Toulouse No 8 Shaun Sowerby relishing the prospect of going head-to-head with the Irish province’s star-studded international back row.
The former South African international, who has made 42 tournament appearances and is a 2010 Heineken Cup winner with Toulouse, believes the four times European champions face a massive challenge in their bid to qualify for a seventh final.
“In my opinion there are only a couple of teams in Europe that you could class as a complete side – and Leinster are one of those teams,” said the Springbok powerhouse.
“They have a good pack that can dominate, talent out wide, and the experience and the know-how to win games.
“They are a big European side who have represented themselves well this season, as they have done over the last couple of years.
“We all saw their quarter-final win against Leicester Tigers, it is on all of the computers down at the training ground, and now we will sit down and fully focus on the match and on Leinster.
“I thought they played really well and deserved the win – it really was a big statement beating Leicester.
“However, Leicester were unlucky in the game because they did have chances and opportunities to take the game but didn’t, so they will be disappointed.”
Toulouse and Leinster know each other well, the French giants 5-3 ahead from their eight meetings, including a 26-16 semi-final win at Le Stadium a year ago, and Sowerby is wary of home advantage tipping the balance again.
“We are extremely familiar with them, we have met them a lot over the last few seasons so we know what they are all about,” said Sowerby. “They are technically spot on, they play with pace and intensity and we have to be ready for that.
“Home advantage is huge at this stage and of course the fans will all be right behind Leinster but as the away side we will have to thrive off the atmosphere and make the best out of it.
“I have never been to the Aviva but from what I have seen I’m expecting a big stadium with a great atmosphere.
“The matches that have been played there look great so I’m sure this match will be another great occasion.
“You look forward to playing in a stadium when there are 50,000 plus supporters screaming, whoever they are supporting.

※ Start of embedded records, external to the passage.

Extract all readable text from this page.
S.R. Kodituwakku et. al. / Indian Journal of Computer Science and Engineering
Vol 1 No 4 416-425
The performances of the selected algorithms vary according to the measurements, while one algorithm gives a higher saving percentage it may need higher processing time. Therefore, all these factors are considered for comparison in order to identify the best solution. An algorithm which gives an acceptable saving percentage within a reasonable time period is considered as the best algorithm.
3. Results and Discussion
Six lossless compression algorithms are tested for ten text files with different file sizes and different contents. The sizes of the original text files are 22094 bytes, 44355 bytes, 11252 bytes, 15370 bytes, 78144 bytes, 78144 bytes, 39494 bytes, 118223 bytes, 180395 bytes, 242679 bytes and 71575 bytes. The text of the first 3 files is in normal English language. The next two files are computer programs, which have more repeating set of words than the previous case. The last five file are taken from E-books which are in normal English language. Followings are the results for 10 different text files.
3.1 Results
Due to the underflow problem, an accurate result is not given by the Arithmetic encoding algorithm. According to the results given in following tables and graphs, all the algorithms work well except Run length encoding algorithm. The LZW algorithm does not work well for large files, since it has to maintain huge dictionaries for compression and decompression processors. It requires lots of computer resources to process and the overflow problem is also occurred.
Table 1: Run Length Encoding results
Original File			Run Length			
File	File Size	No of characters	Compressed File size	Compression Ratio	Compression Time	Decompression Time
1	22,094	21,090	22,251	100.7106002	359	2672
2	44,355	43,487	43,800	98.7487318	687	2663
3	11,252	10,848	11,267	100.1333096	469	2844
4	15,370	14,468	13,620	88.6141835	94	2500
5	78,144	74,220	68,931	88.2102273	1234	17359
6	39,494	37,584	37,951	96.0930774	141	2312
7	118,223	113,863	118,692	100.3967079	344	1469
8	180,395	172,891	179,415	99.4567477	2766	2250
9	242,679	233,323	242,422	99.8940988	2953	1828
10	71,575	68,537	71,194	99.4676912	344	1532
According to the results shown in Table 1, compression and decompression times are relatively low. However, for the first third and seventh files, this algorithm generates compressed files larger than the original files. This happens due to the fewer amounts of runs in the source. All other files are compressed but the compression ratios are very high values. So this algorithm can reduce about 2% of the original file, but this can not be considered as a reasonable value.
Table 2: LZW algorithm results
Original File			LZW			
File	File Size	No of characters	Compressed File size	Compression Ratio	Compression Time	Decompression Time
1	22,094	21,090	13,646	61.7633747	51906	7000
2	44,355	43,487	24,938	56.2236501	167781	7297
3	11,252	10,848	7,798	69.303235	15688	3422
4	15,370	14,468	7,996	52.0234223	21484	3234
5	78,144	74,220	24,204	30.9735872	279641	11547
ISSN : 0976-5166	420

It just adds to the event and the occasion and lifts everybody.
“Obviously we beat them at the same stage last year but that was on home soil and home advantage in this competition is huge and we are really up against it in Dublin, it’s a huge game and a huge test for us.
“No-one is looking any further than the semi-final stage, we have got a massive obstacle to overcome in Leinster and that is our focus in the tournament. If we manage to get the victory then we will turn our attention to defending the title.
“Biarritz are a top team, they do not always play the prettiest of rugby but they certainly know how to win games. We played well at the start of the quarter-finals but fell off the pace in the second half, though to come through the game was fantastic.”